Events from the year 1864 in France.

Incumbents
 Monarch – Napoleon III

Events
10 April - Second French intervention in Mexico: Treaty of Miramar.
4 May - Société Générale bank established in Paris.
14 May - The Orgueil meteorite falls to earth.
19 June - American Civil War: Battle of Cherbourg - Confederate States Navy CSS Alabama is sunk in a single-ship action with USS Kearsarge in la Manche off the coast of Cherbourg Harbour.
5–6 September - Bombardment of Shimonoseki: An international naval fleet including three French ships defeats Japanese daimyō Mōri Takachika in the Shimonoseki Straits of Japan.

Arts and literature
April - Charles Baudelaire leaves Paris for Belgium in the hope of resolving his financial difficulties.
26 May - Alexandre Dumas, fils marries Nadejda Naryschkine.

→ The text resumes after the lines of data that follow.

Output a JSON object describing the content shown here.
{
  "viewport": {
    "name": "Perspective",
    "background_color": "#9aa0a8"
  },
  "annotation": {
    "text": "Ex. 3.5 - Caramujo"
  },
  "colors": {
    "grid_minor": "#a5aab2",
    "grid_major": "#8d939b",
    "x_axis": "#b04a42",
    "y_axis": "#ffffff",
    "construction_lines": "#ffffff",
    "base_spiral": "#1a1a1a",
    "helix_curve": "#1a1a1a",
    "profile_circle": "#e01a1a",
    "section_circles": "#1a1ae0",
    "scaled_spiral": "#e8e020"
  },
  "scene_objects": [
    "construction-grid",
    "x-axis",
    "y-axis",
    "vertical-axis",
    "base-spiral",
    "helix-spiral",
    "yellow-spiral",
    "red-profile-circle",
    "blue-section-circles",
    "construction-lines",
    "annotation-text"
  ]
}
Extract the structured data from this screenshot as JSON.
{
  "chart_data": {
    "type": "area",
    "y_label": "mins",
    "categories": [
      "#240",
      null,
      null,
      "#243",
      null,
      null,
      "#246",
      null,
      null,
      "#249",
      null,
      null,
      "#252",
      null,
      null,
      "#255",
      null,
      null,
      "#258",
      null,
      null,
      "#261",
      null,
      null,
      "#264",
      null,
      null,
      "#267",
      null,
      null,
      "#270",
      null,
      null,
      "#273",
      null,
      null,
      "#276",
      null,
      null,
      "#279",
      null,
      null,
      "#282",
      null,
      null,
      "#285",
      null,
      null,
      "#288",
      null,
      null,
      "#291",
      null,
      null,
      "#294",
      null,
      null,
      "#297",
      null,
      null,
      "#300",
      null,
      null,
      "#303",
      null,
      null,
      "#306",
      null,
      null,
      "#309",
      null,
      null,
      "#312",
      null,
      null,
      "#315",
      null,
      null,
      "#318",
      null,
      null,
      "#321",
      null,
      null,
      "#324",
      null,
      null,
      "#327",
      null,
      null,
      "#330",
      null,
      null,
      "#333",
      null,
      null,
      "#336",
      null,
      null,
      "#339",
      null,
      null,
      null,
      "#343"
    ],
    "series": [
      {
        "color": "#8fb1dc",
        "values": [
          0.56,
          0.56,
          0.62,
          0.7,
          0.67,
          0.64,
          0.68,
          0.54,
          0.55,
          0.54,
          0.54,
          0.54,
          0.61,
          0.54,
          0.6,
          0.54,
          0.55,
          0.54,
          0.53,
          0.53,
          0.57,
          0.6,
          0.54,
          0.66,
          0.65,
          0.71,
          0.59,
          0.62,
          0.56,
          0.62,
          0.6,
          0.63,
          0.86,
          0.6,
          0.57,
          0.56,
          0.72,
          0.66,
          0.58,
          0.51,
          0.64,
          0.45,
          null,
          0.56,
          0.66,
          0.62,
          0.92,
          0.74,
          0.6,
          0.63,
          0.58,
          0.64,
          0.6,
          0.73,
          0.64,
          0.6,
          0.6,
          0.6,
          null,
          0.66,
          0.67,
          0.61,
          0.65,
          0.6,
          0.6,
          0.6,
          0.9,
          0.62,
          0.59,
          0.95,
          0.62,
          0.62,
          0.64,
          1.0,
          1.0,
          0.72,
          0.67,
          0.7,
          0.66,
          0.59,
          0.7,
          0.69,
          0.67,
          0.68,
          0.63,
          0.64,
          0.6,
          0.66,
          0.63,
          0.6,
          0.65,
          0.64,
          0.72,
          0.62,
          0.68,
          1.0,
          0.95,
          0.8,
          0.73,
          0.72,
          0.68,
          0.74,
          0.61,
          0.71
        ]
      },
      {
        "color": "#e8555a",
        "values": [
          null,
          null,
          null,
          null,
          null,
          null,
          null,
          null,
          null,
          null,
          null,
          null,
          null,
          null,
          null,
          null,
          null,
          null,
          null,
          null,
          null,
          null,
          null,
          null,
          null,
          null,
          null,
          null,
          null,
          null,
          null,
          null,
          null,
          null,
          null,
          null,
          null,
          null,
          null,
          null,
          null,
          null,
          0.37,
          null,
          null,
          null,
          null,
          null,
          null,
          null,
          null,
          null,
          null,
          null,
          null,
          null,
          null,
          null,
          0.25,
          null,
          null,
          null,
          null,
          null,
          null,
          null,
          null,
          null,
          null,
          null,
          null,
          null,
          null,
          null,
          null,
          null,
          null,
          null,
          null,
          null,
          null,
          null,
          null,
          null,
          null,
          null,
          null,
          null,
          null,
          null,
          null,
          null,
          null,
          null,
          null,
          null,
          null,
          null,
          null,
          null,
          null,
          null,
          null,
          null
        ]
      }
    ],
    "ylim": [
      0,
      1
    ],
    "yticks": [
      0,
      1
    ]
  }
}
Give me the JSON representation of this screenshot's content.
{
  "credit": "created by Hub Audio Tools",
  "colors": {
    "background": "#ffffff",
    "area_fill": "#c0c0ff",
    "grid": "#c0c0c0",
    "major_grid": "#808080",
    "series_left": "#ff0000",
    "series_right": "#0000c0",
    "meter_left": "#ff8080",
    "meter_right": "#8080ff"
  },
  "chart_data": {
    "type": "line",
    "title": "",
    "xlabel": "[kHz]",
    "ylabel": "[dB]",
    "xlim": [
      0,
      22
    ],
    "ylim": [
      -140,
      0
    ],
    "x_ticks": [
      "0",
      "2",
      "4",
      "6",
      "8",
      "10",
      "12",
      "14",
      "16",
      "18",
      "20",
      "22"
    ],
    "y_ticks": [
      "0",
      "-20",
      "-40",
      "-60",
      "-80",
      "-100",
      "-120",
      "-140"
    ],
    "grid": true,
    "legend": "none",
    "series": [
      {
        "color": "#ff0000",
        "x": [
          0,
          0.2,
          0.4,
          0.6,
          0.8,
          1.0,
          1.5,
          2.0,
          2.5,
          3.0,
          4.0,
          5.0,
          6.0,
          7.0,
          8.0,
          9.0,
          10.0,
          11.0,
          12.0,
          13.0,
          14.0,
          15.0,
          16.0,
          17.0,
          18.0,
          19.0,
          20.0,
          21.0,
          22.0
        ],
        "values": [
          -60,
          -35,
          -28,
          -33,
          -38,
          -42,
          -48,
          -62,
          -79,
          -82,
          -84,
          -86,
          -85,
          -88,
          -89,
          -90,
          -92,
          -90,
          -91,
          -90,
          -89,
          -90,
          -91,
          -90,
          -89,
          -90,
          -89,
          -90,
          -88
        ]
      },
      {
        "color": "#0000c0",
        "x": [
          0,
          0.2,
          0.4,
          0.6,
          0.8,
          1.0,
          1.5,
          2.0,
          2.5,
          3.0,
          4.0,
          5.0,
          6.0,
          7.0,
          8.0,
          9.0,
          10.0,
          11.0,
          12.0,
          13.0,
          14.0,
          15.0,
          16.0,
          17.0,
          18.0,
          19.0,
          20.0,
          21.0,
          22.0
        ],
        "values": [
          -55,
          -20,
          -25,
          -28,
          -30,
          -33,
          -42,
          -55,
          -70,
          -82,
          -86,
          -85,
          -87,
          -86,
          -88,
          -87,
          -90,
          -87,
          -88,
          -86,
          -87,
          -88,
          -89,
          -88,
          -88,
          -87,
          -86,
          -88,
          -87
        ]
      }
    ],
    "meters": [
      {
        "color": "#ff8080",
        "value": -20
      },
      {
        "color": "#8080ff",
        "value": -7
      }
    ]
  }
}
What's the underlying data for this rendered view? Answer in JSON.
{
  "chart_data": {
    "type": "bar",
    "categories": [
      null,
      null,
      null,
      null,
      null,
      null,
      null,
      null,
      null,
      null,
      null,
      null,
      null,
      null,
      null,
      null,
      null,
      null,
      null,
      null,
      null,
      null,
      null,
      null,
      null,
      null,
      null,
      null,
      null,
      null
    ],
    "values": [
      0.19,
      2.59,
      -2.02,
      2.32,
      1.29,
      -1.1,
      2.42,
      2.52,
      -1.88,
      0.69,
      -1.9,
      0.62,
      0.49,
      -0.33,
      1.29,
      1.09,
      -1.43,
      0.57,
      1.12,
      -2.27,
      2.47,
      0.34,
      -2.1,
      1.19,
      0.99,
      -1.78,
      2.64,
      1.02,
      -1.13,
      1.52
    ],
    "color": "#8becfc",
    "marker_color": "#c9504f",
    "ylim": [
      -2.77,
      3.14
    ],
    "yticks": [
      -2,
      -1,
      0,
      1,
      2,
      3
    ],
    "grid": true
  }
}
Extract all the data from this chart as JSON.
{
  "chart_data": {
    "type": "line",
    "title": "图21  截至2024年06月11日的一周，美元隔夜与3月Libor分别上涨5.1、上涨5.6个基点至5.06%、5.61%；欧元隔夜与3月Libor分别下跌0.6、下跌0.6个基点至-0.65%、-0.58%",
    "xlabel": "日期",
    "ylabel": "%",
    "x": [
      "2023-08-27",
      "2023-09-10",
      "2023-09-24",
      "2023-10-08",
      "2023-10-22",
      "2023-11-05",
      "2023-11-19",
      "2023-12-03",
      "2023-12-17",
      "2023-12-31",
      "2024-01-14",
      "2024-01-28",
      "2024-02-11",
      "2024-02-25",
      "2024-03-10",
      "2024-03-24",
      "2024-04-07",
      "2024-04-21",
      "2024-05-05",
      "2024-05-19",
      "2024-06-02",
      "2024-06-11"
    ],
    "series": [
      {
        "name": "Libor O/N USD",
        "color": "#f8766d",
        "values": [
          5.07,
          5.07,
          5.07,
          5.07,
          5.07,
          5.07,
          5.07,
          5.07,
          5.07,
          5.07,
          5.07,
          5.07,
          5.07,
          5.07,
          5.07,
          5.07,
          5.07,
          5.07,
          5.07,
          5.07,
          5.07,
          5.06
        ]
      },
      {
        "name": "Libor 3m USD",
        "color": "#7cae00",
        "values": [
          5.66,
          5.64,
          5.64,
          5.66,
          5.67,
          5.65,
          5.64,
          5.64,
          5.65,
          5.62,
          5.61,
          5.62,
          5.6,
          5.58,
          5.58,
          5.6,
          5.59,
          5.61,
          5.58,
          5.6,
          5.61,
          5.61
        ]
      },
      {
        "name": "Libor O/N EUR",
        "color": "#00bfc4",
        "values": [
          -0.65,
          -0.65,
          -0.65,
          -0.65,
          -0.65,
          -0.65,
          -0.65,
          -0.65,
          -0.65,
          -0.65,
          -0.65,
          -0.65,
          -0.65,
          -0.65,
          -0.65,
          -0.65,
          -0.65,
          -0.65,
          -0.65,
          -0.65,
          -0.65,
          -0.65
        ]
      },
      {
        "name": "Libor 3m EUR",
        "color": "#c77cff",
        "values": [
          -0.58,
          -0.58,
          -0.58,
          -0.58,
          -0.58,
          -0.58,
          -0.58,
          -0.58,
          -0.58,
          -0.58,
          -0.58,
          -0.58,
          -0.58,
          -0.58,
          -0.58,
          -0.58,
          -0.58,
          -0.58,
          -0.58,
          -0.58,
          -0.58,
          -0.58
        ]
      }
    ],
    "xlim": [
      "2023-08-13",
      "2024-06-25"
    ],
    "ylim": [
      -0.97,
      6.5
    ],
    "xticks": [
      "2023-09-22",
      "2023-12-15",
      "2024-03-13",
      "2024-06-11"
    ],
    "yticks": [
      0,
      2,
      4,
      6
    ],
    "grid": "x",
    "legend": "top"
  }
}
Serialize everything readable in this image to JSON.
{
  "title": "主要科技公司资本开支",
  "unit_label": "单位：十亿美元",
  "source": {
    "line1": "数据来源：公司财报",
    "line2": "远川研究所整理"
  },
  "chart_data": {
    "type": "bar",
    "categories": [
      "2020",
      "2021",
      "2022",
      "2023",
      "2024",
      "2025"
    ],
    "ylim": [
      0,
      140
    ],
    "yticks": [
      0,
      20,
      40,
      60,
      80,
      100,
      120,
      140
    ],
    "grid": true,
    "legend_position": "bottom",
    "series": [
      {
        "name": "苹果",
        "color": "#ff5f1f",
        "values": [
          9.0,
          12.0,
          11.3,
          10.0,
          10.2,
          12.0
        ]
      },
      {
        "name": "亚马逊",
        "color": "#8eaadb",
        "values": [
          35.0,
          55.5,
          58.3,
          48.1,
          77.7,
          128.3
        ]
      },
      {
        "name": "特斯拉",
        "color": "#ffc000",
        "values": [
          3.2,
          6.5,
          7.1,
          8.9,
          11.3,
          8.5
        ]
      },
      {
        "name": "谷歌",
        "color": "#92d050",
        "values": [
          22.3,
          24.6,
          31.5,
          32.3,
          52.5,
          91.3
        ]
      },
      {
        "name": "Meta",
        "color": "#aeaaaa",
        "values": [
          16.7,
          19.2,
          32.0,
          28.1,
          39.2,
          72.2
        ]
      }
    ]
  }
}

His father, Alexandre Dumas, père, returns to Paris from Italy.
17 December - Jacques Offenbach's opéra bouffe La Belle Hélène receives its first performance at the Théâtre des Variétés in Paris.
Jules Verne's Journey to the Center of the Earth (Voyage au centre de la Terre) is published.

Births
24 January - Marguerite Durand, actress, journalist and suffragette (died 1936).
1 March - Étienne Destot, radiologist and anatomist (died 1918).
16 March - Lucien Cayeux, sedimentary petrographer (died 1944).
10 May - Léon Gaumont, inventor, engineer, film pioneer and industrialist (died 1946).
11 November - Maurice Leblanc, novelist and short story writer (died 1941).
16 November - Stéphane Javelle, astronomer (died 1917)
24 November - Henri de Toulouse-Lautrec, painter (died 1901).
8 December - Camille Claudel, sculptor and graphic artist (died 1943).
28 December - Henri de Régnier, poet (died 1936).

Deaths
28 January - Benoît Paul Émile Clapeyron, engineer and physicist (born 1799).
1 February - Princess Louise Marie Thérèse of France, Petite-Fille de France (born 1819).
2 March - Jean Alaux, painter (born 1786).
4 March - John James Appleton, diplomat (born 1789)
21 March - Jean-Hippolyte Flandrin, painter (born 1809).
27 March - Jean-Jacques Ampère, philologist (born 1800).
29 April - Charles Julien Brianchon, mathematician and chemist (born 1783).
22 May - Aimable Pélissier, Marshal of France (born 1794).
31 July - Louis Christophe François Hachette, publisher (born 1800).
7 August - Olympe-Philippe Gerbet, Roman Catholic Bishop and writer (born 1798).
1 September - Barthélemy Prosper Enfantin, social reformer (born 1796).
Full date unknown - Joseph Déjacque, anarcho-communist poet and writer (born 1821).